Our comment: Except for the beginning, the Draft does not mention the feasible model or exploration direction of international cooperation.
Around September 2022, the US Department of Commerce issued notices to restrict NVIDIA and AMD to export NVIDIA’s A100 and H100 and AMD’s MI 250 series and future high-end GPU products to China. The export restrictions of such high-end GPU chips to China will greatly slow down the AIGC big model training in China. To make AIGC productive in various industries in China as soon as possible and avoid China falling behind in the AI era, it is necessary to explore paths of international cooperation by introducing GPT-4 or more advanced AIGC products.
Considering the overall regulatory requirements of the Draft, especially the market entry conditions and regulations of service providers, it seems that international cooperation should involve cooperation between a Chinese company and an overseas AIGC products provider, with the Chinese company acting as the access point for providing the service and acting as the service provider in order to satisfy the regulatory requirements under the Draft.

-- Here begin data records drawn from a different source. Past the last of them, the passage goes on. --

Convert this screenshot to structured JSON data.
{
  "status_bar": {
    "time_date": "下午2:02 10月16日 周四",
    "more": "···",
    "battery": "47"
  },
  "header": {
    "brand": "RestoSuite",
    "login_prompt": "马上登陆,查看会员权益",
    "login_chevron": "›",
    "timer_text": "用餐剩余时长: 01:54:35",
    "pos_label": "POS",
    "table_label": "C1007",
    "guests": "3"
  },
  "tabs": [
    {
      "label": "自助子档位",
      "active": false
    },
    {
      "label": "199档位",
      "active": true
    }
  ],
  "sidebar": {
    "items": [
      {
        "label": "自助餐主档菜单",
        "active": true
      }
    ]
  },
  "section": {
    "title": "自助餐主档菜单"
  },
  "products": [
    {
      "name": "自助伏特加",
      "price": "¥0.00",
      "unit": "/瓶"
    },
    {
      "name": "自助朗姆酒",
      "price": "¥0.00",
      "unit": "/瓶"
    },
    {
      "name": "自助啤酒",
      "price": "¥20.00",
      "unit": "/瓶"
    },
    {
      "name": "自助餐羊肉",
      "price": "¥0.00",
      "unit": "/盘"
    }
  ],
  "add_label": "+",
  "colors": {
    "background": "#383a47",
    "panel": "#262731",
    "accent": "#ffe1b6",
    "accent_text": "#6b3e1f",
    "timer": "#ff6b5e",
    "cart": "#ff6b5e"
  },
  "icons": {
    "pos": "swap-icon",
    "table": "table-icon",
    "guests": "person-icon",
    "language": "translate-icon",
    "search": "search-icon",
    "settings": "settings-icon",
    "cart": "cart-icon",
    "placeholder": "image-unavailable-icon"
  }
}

It is worth mentioning that Article 17 of the Draft provides that the service provider should provide the necessary information that can influence the users’ trust and choice, including the source, size, type, quality and other descriptions of the pre-training and optimization training data, manual labeling rules, the size and type of the manually labeled data, and the basic algorithms and technical systems if requested by the CAC and the relevant authorities. Such reporting obligation does not differentiate international cooperations and domestic AIGC products. It is conceivable that such information reporting obligation will create barriers to international cooperation. Therefore, in the scenario of international cooperation, if the Chinese service provider meets the other regulatory requirements under the Draft, is it possible to waive such information reporting obligation to certain extent for the international cooperation of AIGC?

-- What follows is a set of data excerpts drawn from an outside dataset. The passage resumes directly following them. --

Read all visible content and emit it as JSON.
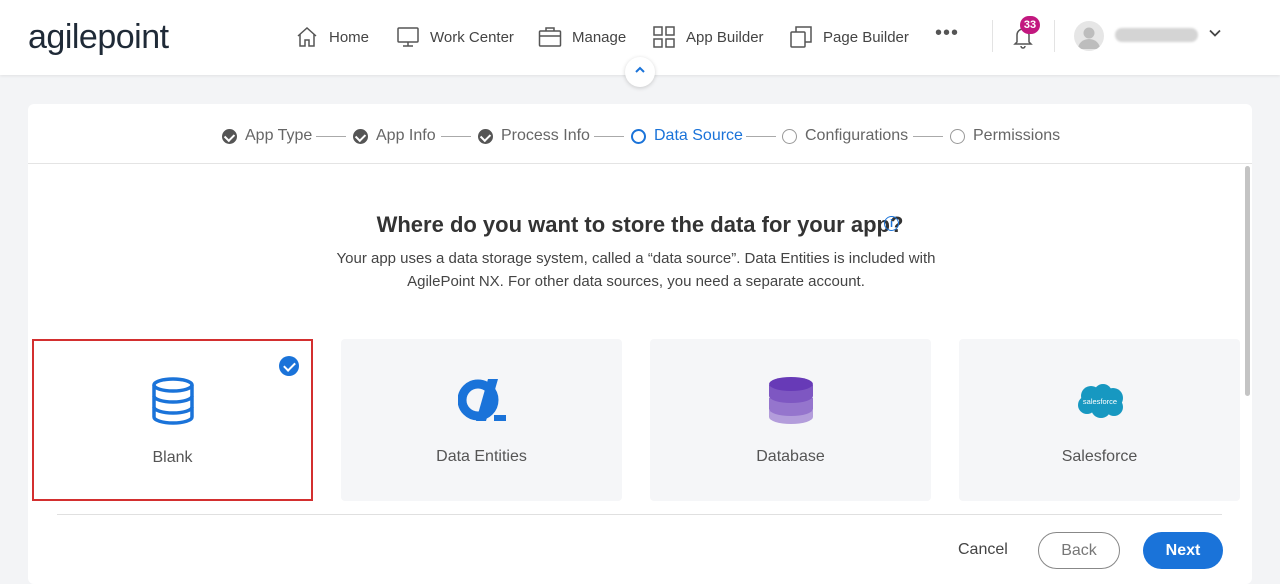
{
  "header": {
    "logo_text": "agilepoint",
    "nav": [
      {
        "label": "Home",
        "icon": "home-icon"
      },
      {
        "label": "Work Center",
        "icon": "monitor-icon"
      },
      {
        "label": "Manage",
        "icon": "briefcase-icon"
      },
      {
        "label": "App Builder",
        "icon": "grid-icon"
      },
      {
        "label": "Page Builder",
        "icon": "pages-icon"
      }
    ],
    "more_label": "•••",
    "notification_count": "33"
  },
  "wizard": {
    "steps": [
      {
        "label": "App Type",
        "state": "done"
      },
      {
        "label": "App Info",
        "state": "done"
      },
      {
        "label": "Process Info",
        "state": "done"
      },
      {
        "label": "Data Source",
        "state": "current"
      },
      {
        "label": "Configurations",
        "state": "todo"
      },
      {
        "label": "Permissions",
        "state": "todo"
      }
    ]
  },
  "main": {
    "heading": "Where do you want to store the data for your app?",
    "description": "Your app uses a data storage system, called a “data source”. Data Entities is included with AgilePoint NX. For other data sources, you need a separate account.",
    "tiles": [
      {
        "label": "Blank",
        "icon": "database-outline-icon",
        "selected": true
      },
      {
        "label": "Data Entities",
        "icon": "data-entities-icon",
        "selected": false
      },
      {
        "label": "Database",
        "icon": "database-stack-icon",
        "selected": false
      },
      {
        "label": "Salesforce",
        "icon": "salesforce-cloud-icon",
        "selected": false
      }
    ],
    "salesforce_logo_text": "salesforce"
  },
  "footer": {
    "cancel_label": "Cancel",
    "back_label": "Back",
    "next_label": "Next"
  },
  "colors": {
    "accent": "#1a73d9",
    "selected_border": "#d32f2f",
    "badge": "#c2187f",
    "database_purple": "#7e57c2",
    "salesforce_blue": "#1798c1"
  }
}
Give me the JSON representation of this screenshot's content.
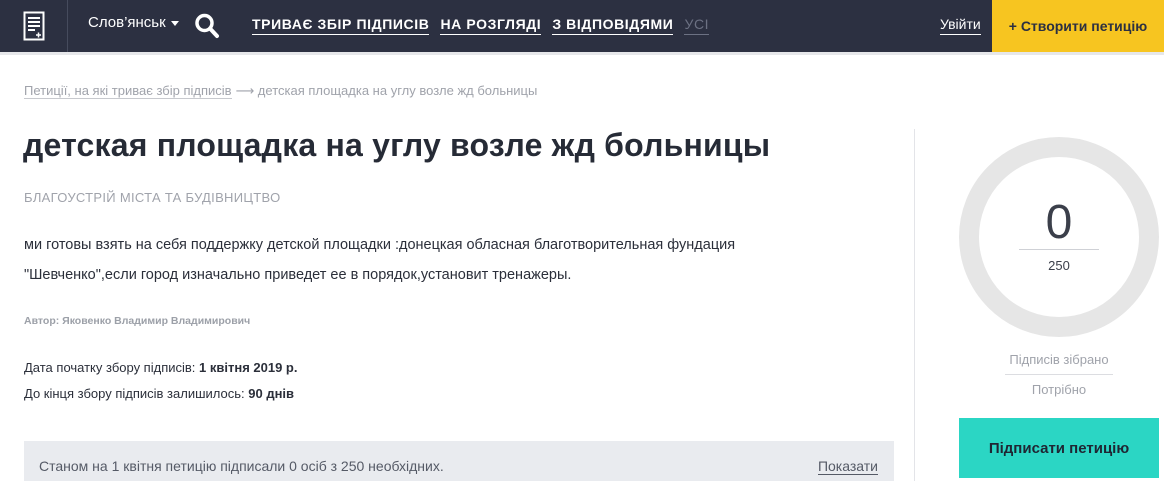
{
  "header": {
    "city": "Слов’янськ",
    "nav": [
      "ТРИВАЄ ЗБІР ПІДПИСІВ",
      "НА РОЗГЛЯДІ",
      "З ВІДПОВІДЯМИ",
      "УСІ"
    ],
    "login": "Увійти",
    "create_petition": "+ Створити петицію"
  },
  "breadcrumb": {
    "link": "Петиції, на які триває збір підписів",
    "current": "⟶ детская площадка на углу возле жд больницы"
  },
  "petition": {
    "title": "детская площадка на углу возле жд больницы",
    "category": "БЛАГОУСТРІЙ МІСТА ТА БУДІВНИЦТВО",
    "description_line1": "ми готовы взять на себя поддержку детской площадки :донецкая обласная благотворительная фундация",
    "description_line2": "\"Шевченко\",если город изначально приведет ее в порядок,установит тренажеры.",
    "author": "Автор: Яковенко Владимир Владимирович",
    "start_label": "Дата початку збору підписів: ",
    "start_value": "1 квітня 2019 р.",
    "remaining_label": "До кінця збору підписів залишилось: ",
    "remaining_value": "90 днів",
    "status_text": "Станом на 1 квітня петицію підписали 0 осіб з 250 необхідних.",
    "show_link": "Показати"
  },
  "sidebar": {
    "signatures": "0",
    "goal": "250",
    "collected_label": "Підписів зібрано",
    "needed_label": "Потрібно",
    "sign_button": "Підписати петицію"
  },
  "colors": {
    "header_bg": "#2c3041",
    "create_button": "#f7c520",
    "sign_button": "#2bd6c4",
    "ring": "#e6e6e6"
  },
  "icons": {
    "logo": "document-icon",
    "search": "search-icon",
    "dropdown": "caret-down-icon"
  }
}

The release of the Draft reflects the regulator’s positive attitude in supporting the development of Generative AI and draws a bottom line for its healthy development so as to avoid the wild growth of Generative AI. Providers of AIGC products and services should undertake responsibilities as producers of product-generated content, implement cybersecurity responsibilities, keep an eye on generated content from multiple perspectives such as ideology, privacy protection and intellectual property protection, and promote the healthy and legitimate development of AI technology within the regulatory framework.
Although the Draft covers most of the important aspects of AIGC, some of the principled provisions are subject to more detailed regulations. We will keep abreast with the formal Measures for the Administration of Generative AI Services to be issued by the CAC in the future and other regulatory provisions on AI and share our comments in due course.